It has been suggested that if one was somehow able to change history so that aspirin had never been discovered until now, it would have died in the lab and stand no chance of FDA approval. In a report from the Manhattan Institute, they write that no modern drug development organization would touch it. Similarly, if we knew the power that Google would have in 2008 with its ability to aggregate and correlate personal data, it is arguable that various regulatory and privacy bodies would never allow it to exist given the extensive privacy issues.
In a fascinating and eye-opening new book Googling Security: How Much Does Google Know About You?, author Greg Conti explores the many security risks around Google and other search engines. Part of the problem is that in the rush to get content onto the web, organizations often give short shrift to the security and privacy of their data. At the individual level, those who make use of the innumerable and ever expanding amount of Google free services can end up paying for those services with their personal information being compromised, or shared in ways they would not truly approve of; but implicitly do so via their acceptance of the Google Terms of Service.
While the book focuses specifically on Google, the security issues detailed are just as relevant to Yahoo, MSN, AOL, Ask and the more than 50 other search engines.
Until now, Google and security have often not been used together. As an example, my friend and SEO guru Shimon Sandler has a blog around search engine optimization (SEO). In the over three years that his blog has been around, my recent post on The Need for Security in SEO was the first on topic of SEO security. Similar SEO blogs also have a very low number (and often no) articles on SEO and security. Sandler notes that when he mentions privacy issues around search to his clients, it is often the first time they have thought of it.
The book opens with the observation that Google's business model is built on the prospect of providing its services for free. From the individual user's perspective, this is a model that they can live with. But the inherent risk is that the services really are not completely free; they come at the cost of the loss of control of one's personal information that they share with Google.
The book lists over 50 Google services and applications which collect personal information. From mail, alerts, blogging, news, desktop, images, maps, groups, video and more. People are placing a great deal of trust into Google as each time they use a Google service, they are trusting the organization to safeguard their personal information. In chapter 5, the book lists over 20 stated uses and advantages of Google Groups, and the possible information disclosure risks of each.
In the books 10 chapters, the author provides a systematic overview of how Google gets your personal data and what it does with it. In chapter 3, the book details how disparate pieces of data can be aggregated and mined to create extremely detailed user profiles. These profiles are invaluable to advertisers who will pay Google dearly for such meticulous user data. This level of personal data aggregation was impossible to obtain just a few years ago, given the lack of computing power, combined with the single point of user data. The book notes that this level of personalization, while golden to advertisers, is a privacy anathema.

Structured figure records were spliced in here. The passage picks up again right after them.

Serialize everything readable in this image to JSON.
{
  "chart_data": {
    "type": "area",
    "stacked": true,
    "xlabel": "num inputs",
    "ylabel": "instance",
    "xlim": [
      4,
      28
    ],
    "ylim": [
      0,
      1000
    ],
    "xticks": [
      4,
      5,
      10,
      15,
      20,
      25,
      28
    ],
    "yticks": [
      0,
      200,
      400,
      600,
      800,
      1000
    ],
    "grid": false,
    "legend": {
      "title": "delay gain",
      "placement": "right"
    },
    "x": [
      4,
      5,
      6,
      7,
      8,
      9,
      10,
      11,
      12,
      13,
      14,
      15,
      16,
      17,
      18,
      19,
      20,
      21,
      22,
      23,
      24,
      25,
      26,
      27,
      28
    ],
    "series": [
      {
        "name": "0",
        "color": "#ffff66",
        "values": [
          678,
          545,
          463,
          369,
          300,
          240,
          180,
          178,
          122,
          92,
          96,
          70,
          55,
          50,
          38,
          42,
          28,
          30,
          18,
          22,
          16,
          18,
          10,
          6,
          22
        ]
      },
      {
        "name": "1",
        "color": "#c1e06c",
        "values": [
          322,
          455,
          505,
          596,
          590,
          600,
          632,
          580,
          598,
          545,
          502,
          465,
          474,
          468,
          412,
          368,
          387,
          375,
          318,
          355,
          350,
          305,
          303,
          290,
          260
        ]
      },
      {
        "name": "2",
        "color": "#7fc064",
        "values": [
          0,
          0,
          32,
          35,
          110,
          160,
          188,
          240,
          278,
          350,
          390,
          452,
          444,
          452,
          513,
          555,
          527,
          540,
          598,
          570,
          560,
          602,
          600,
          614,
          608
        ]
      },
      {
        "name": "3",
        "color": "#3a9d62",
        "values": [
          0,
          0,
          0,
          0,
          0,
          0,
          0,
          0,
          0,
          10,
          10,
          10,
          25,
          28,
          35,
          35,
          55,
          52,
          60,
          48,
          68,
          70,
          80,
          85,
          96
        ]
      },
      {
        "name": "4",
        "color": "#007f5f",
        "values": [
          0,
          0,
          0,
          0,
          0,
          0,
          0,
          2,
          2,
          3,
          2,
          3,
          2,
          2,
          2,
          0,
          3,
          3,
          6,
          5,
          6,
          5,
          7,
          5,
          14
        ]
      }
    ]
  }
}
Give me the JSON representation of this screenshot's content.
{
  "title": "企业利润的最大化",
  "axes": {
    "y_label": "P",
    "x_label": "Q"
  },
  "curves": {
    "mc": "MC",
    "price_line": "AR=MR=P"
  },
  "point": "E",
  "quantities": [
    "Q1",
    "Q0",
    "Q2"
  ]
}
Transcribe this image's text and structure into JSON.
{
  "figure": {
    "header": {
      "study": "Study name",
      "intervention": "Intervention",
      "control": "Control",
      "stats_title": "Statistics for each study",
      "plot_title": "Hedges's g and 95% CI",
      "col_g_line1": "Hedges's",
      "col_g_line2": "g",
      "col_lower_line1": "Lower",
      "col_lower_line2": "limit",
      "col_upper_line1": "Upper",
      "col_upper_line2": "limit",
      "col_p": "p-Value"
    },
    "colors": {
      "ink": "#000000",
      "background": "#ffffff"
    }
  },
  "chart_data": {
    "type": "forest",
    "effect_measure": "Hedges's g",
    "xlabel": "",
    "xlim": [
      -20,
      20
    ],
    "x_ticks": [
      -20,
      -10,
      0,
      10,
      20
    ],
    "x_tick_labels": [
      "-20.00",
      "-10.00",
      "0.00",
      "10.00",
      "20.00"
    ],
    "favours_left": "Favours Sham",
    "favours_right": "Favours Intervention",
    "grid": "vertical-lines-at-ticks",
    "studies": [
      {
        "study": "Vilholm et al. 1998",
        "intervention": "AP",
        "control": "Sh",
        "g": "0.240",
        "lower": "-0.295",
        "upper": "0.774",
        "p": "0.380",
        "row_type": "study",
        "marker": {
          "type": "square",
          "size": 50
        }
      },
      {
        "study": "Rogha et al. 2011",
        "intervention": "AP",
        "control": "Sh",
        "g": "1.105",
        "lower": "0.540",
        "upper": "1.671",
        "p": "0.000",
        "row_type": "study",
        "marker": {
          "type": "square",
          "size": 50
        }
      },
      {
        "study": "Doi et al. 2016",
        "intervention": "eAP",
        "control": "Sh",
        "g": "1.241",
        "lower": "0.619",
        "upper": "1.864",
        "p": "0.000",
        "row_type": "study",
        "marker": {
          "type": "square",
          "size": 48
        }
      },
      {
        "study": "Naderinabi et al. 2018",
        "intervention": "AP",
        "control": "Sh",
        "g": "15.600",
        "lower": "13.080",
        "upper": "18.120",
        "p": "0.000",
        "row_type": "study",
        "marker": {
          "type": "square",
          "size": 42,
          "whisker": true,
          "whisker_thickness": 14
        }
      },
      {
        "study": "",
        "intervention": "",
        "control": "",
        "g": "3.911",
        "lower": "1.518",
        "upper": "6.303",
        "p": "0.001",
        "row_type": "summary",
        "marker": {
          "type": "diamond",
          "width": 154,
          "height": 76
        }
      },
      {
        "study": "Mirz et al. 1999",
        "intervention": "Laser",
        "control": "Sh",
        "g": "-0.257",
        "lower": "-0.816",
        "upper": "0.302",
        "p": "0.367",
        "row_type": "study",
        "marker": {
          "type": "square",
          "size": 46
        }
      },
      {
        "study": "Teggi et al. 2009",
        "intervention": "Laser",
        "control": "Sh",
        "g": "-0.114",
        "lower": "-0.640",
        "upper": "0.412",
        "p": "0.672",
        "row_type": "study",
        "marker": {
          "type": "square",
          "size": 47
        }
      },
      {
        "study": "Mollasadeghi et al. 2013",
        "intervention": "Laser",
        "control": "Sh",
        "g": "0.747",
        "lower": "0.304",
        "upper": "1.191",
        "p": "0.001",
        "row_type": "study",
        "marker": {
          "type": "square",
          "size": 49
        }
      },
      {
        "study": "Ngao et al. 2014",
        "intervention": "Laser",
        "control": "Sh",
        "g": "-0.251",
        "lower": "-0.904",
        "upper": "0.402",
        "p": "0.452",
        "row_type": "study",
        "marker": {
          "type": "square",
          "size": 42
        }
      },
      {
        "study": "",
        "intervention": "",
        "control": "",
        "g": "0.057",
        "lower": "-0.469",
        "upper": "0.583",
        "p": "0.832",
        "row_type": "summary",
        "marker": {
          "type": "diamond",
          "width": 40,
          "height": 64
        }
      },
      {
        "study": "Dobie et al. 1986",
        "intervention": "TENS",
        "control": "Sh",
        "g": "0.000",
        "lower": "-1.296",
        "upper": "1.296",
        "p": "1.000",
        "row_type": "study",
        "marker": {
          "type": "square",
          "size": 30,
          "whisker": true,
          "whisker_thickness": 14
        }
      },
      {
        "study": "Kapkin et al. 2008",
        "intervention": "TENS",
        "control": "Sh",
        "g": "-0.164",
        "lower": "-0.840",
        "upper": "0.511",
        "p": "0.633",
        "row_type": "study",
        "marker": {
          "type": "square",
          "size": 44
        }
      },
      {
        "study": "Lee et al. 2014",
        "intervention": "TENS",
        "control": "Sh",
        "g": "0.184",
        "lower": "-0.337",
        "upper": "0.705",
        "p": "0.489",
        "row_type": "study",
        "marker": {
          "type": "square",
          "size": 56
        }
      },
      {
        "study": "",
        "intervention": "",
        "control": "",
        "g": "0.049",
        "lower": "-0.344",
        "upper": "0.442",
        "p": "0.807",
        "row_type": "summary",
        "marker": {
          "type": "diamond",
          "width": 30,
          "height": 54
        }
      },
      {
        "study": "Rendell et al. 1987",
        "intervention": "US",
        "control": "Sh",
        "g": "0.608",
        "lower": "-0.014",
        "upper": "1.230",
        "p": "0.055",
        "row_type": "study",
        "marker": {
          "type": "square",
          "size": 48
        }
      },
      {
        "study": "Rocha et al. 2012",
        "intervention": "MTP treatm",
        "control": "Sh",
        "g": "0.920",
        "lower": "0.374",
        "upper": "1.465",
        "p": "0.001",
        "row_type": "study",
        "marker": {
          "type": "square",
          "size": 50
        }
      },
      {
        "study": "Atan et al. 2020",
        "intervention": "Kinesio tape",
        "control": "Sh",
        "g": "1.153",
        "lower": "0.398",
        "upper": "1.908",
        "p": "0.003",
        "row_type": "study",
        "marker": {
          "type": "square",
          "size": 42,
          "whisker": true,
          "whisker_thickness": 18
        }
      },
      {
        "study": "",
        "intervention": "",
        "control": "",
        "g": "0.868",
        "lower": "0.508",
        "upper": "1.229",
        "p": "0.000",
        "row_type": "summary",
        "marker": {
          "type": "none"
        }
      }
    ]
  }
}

Chapter 6 is particularly interesting in that it details the risks of using Google Maps. Conti explains that the privacy issue via the use of Google Maps is that it combines disclosure risks of search and connects it to mapping. You are now sharing geographic locations and the associated interactions. By clicking on a link in a Google map, the user discloses and strengthens the link between the search they performed and what they deemed as important in the result. By aggregating source IP addresses and destinations searches, Google can easily ascertain confidential data.
After detailing over 250 pages of the risks of Google and related services, Chapter 9 is about countermeasures. Short of simply not using the services, the book notes that there is no clear solution for protecting yourself and company from web-based information disclosure. Nonetheless, the chapter lists a number of things that can be done to reduce the threat. Some are easier, some are harder; but they can ultimately add up to a significant layer of protection. Chapter 9 details 11 specific steps that help users appreciate the magnitude of their disclosures and make informed decisions about which search services to use.
Googling Security: How Much Does Google Know About You? is an important book given that far too many people do not realize how much personal information they are disclosing on a daily basis. An important point that the book makes is that small information disclosures are not truly small when they are aggregated over the course of years. Advances in data mining and artificial intelligence are magnifying the importance of the threat, all under the guise of improving the end-user experience. The book emphasizes the need to evaluate the short-term computing gains with the long-term privacy losses.
The final chapter notes that apathy is the enemy. As a user becomes aware of the magnitude of the threat, they will see it grow every day. But the next step is to take action. Be it with technical countermeasures, taking your business where privacy is better supported, or petitioning lawmakers.
As to the underlying question, "how much does Google know about you?", the answer is that it is a colossal amount, far more than most people realize. For anyone who uses the Internet, Googling Security should be on their list of required reading. The risks that Google and other search engines present are of great consequence and can't be overlooked. If not, privacy could slowly be a thing of the past.